I AM TRYING TO STAY CALM ABOUT THIS. I AM TRYING REALLY HARD NOT TO GET ANGRY. I AM CRUSHED. AFTER EVERYTHING SAVANNAH HAS GONE THROUGH IN HER LIFE AND MOST RECENTLY, SHE HAS FALLEN AND BROKEN HER RIGHT ARM AGAIN. I HAVE LEARNED TO BE PRETTY TOUGH THROUGH HER MEDICAL TRIALS. BUT FOR SOME REASON THIS TIME I JUST CANNOT STOP CRYING.
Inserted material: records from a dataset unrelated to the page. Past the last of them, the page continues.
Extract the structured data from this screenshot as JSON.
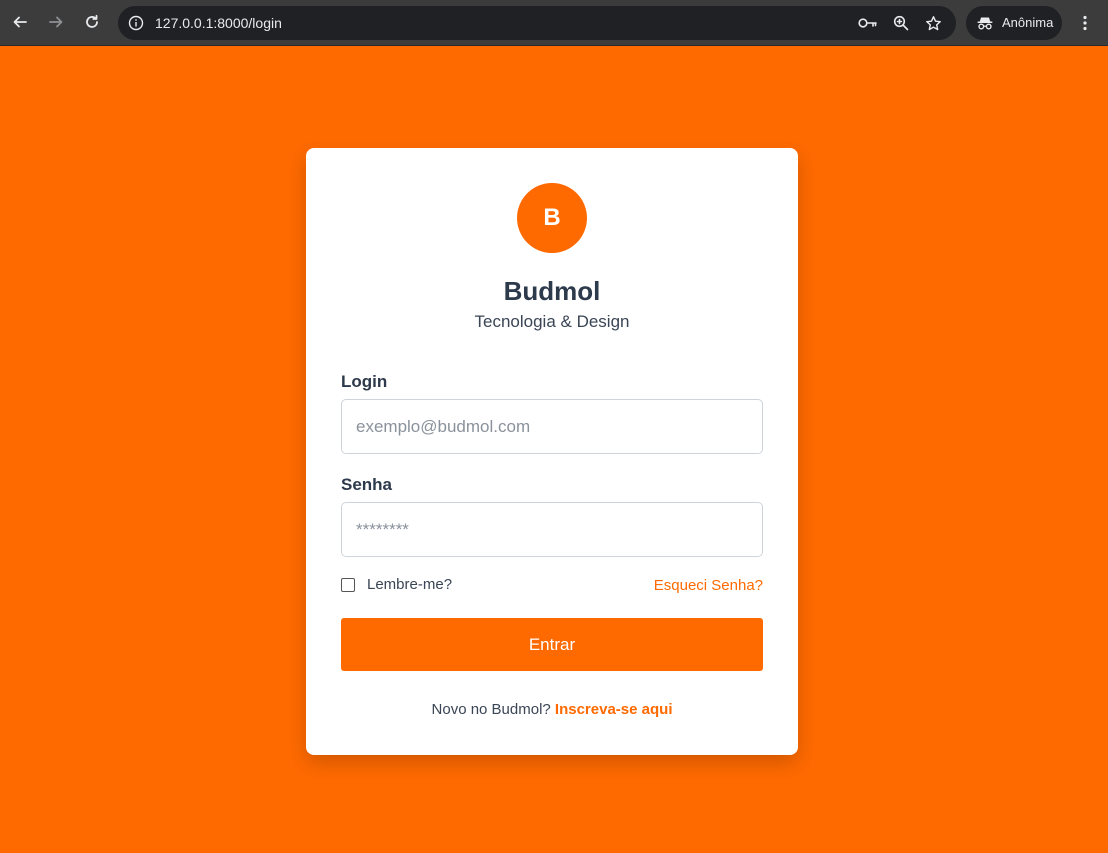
{
  "browser": {
    "url": "127.0.0.1:8000/login",
    "profile_label": "Anônima",
    "icons": [
      "back-arrow-icon",
      "forward-arrow-icon",
      "reload-icon",
      "info-icon",
      "key-icon",
      "zoom-icon",
      "star-icon",
      "incognito-icon",
      "kebab-menu-icon"
    ]
  },
  "login_card": {
    "logo_letter": "B",
    "brand_name": "Budmol",
    "tagline": "Tecnologia & Design",
    "login_label": "Login",
    "login_placeholder": "exemplo@budmol.com",
    "password_label": "Senha",
    "password_placeholder": "********",
    "remember_label": "Lembre-me?",
    "remember_checked": false,
    "forgot_link": "Esqueci Senha?",
    "submit_label": "Entrar",
    "signup_prompt": "Novo no Budmol?",
    "signup_link": "Inscreva-se aqui"
  },
  "colors": {
    "accent": "#ff6a00",
    "text_dark": "#2d3a4b",
    "card_bg": "#ffffff"
  }
}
YESTERDAY EVENING OUR FAMILY WAS TAKING A BIKE RIDE. I WAS STANDING RIGHT NEXT TO SAVANNAH WHEN SHE FELL AND REBROKE HER RIGHT ARM. HER SCREAM WAS CHILLING. THE BRAKE IS HORRID. HER ARM LOOKED LIKE THE LETTER “S”. WE RUSHED HER TO ER WHERE THEY RESET HER BONES. WE WILL NOT KNOW FOR ANOTHER 3 WEEKS IF THE BONES WILL HOLD OR NOT. DURING THAT TIME SHE COULD HAVE PINS PLACED IF THE BONES SLIDE. SHE WILL BE IN A CAST FOR MONTHS. FOR THE NEXT 3 WEEKS SHE IS NOT SUPPOSED TO MOVE UNLESS NECESARRY. SHE WILL NOT BE ABLE TO FINISH THE SCHOOL YEAR, PLAY ON HER MIRACLE LEAGUE TEAM, ENJOY THE SPRING WEATHER, TAKE THE 1ST SWIM OF SUMMER, OR HUNT FOR EASTER EGGS. I AM BESIDE MYSELF. HOW MUCH CAN ONE LITTLE GIRL TAKE.
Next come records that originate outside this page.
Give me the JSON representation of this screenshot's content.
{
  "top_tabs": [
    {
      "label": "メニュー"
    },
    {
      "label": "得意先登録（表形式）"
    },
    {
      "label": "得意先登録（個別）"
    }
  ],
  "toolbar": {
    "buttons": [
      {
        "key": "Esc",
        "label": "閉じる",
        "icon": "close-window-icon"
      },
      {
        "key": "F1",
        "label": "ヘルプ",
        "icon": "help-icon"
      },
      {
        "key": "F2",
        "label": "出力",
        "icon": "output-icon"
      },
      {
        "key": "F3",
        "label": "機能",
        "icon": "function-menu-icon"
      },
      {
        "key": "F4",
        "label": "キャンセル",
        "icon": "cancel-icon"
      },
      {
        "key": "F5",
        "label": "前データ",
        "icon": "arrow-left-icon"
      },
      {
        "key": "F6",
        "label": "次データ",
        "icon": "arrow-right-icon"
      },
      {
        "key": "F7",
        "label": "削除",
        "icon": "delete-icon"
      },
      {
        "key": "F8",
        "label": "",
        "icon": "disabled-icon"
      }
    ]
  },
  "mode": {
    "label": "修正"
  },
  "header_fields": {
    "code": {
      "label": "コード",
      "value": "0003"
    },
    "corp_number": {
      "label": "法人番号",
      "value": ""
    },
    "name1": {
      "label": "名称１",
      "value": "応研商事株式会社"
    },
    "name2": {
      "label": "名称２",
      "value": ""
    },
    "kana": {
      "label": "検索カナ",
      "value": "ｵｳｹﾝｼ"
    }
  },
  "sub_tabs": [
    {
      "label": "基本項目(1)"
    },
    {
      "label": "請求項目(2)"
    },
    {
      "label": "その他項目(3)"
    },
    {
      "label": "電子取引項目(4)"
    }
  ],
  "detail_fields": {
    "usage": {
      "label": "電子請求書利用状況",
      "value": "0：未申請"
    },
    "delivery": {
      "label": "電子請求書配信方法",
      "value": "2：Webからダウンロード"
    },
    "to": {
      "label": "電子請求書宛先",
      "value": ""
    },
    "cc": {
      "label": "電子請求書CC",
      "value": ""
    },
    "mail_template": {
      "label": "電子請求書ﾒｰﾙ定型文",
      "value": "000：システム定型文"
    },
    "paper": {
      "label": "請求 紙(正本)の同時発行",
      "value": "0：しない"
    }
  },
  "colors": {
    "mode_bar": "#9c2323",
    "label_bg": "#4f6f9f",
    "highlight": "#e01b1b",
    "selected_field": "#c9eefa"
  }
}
I HAVE BEEN UPSET FOR THE LAST 24 HOURS. BUT NOW IT IS TIME TO SEE THE POSITIVE AND START THE HEALING. I AM GOING TO FIND AMAZING THINGS FOR SAVANNAH AND I TO DO. I AM GOING TO CHOOSE TO MAKE OUR TIME TOGETHER MEANINGFUL AND SPECIAL. SHE IS GROWING UP SO FAST AND HERE IS A CHANCE TO STEAL ALL HER TIME FOR MYSELF. SHE IS SLEEPING NOW AND EVEN IN HER SLEEP SHE IS SO SWEET AND PRECIOUS. HER INNOCENCE RESONATES EVEN IN SLUMBER. I KNOW THIS TRIAL IS NOT FOR HER BECAUSE SHE IS ALREADY SO PERFECT. I AM GOING TO LEARN TO BE A BETTER MOTHER AND FRIEND. I AM GOING TO LEARN PATIENCE, I AM GOING TO BE CALM, I AM GOING TO BE HAPPY. I AM GOING TO RELY ON MY HEAVENLY FATHER FOR COMFORT. I AM GOING TO ASK HIM DAILY TO TAKE AWAY MY ANGER AND SADNESS. I AM GOING TO WEARY HIM WITH MY PRAYERS FOR THE COMFORT AND HAPPINESS OF MY PRECIOUS DAUGHTER. I AM GOING TO TRY DILLIGENTLY TO NOT COMPLAIN. THESE NEXT FEW MONTHS WILL BE HARD ON SAVANNAHS BODY AND MIND SO I WILL CHOOSE TO LIFT HER UP AND ACT ON MY PRIVILEDGE OF BEING HER MOTHER. I LOVE MY SAVANNAH, ZAVY, & RUSSELL. THANK YOU MOM AND BROOKE FOR SPENDING THE NIGHT AT THE HOSPITAL WITH US FOR THE HUNDRETH TIME. YOUR PRESENCE OFFERS SO MUCH PEACE TO SAVANNAH AND MY FAMILY. THERE ARE SO MANY IN THIS WORLD WHO CARRY GRATER BURDENS THAN I AND MY FAMILY. I AM CONTINUALLY GRATEFUL FOR THE TENDER MERCIES MY HEAVENLY FATHER BESTOWS ON ME AND I HOPE TO CONTINUE TO BE WORTHY OF SUCH BLESSINGS.
IF YOU HAVE A MOMENT TO SEND SAVANNAH A CARD OR CALL HER THAT WOULD REALLY LIFE HER SPIRITS.